The area is predominantly attractive to Chinese manufacturers, who are starting to settle in Kazakhstan to avoid paying duties to enter the Russian market.

At first glance, the construction of a network of railways, highways, energy and digital infrastructure, which will connect Europe and China, is extremely useful. Today, the delivery of goods from Chinese ports to Europe requires 36 days, the new route will shorten the period to up to ten days.

“But the new Silk Road will do more than that. The project risks upsetting old geopolitical dynamics and reigniting a 19th-century world of great-power rivalry, a race for power at the heart of the greatest landmass on earth,” Maçães noted.

The Silk Road Economic Belt is one of the most ambitious infrastructure projects in Eurasia. The initiative is one of the top priorities for the Chinese government.

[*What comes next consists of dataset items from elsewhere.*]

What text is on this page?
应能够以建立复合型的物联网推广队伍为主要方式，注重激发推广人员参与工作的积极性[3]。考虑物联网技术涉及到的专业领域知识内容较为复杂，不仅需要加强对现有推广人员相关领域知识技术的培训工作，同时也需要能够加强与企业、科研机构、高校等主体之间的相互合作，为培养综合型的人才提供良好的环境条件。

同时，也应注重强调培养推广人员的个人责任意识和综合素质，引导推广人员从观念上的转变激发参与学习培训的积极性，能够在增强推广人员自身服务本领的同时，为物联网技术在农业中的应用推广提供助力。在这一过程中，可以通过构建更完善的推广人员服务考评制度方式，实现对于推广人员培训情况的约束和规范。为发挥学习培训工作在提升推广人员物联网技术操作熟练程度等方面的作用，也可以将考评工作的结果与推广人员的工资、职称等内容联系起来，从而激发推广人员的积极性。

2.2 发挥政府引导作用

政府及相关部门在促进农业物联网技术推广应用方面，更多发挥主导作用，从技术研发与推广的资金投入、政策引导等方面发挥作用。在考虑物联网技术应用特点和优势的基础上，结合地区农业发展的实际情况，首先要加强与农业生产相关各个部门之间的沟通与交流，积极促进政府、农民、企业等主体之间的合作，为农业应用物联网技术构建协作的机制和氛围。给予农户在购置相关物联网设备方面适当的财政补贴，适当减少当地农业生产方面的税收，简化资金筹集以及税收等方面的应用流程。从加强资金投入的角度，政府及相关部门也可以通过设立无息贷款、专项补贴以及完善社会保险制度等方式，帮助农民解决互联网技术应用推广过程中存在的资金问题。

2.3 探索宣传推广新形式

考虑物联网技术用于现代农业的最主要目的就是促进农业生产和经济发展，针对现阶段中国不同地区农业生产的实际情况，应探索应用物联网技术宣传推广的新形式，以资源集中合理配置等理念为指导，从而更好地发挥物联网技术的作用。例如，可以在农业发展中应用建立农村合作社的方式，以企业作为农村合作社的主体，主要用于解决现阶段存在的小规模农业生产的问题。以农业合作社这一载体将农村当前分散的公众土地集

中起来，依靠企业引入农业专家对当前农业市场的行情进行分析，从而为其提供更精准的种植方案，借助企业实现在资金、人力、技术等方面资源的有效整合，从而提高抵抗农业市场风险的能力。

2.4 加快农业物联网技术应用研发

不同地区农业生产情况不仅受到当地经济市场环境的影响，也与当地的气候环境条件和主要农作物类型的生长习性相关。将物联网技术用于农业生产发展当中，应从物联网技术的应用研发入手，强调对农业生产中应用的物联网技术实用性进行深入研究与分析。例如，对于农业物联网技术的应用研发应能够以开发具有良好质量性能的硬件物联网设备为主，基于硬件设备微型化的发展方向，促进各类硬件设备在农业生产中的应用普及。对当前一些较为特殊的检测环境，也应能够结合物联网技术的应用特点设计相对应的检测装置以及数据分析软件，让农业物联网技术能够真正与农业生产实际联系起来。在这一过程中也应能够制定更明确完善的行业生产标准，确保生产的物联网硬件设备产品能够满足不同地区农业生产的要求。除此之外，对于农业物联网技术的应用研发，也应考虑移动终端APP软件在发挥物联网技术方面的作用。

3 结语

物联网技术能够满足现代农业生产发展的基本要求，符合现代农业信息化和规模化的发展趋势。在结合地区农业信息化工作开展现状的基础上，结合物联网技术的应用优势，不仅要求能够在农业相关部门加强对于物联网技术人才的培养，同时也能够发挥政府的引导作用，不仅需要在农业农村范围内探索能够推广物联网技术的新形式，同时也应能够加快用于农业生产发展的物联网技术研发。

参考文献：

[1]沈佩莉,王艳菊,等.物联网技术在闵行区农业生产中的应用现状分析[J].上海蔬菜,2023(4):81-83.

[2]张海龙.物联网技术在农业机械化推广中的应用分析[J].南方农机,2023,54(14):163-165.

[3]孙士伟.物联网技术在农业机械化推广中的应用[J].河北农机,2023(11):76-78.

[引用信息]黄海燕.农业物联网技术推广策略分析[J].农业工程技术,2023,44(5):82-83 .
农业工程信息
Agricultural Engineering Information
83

The project is more than just a group of new transportation corridors linking China with Europe. In fact, the New Silk Road is a new model of economic partnership in Eurasia.

The initiative includes several transit corridors from western China to Europe which can be divided into three groups – the Northern Route, Sea Route, and the Southern Route.

The Northern Route is considered the most promising among the others. It would go via Kazakhstan and Russia. The Sea Route would include transit routes via Kazakhstan as well as ports of the Caspian Sea for transit to Turkey. The Southern Route would bypass Russia via Kyrgyzstan, Uzbekistan, Turkmenistan, Iran and Pakistan with an access to the Indian Ocean.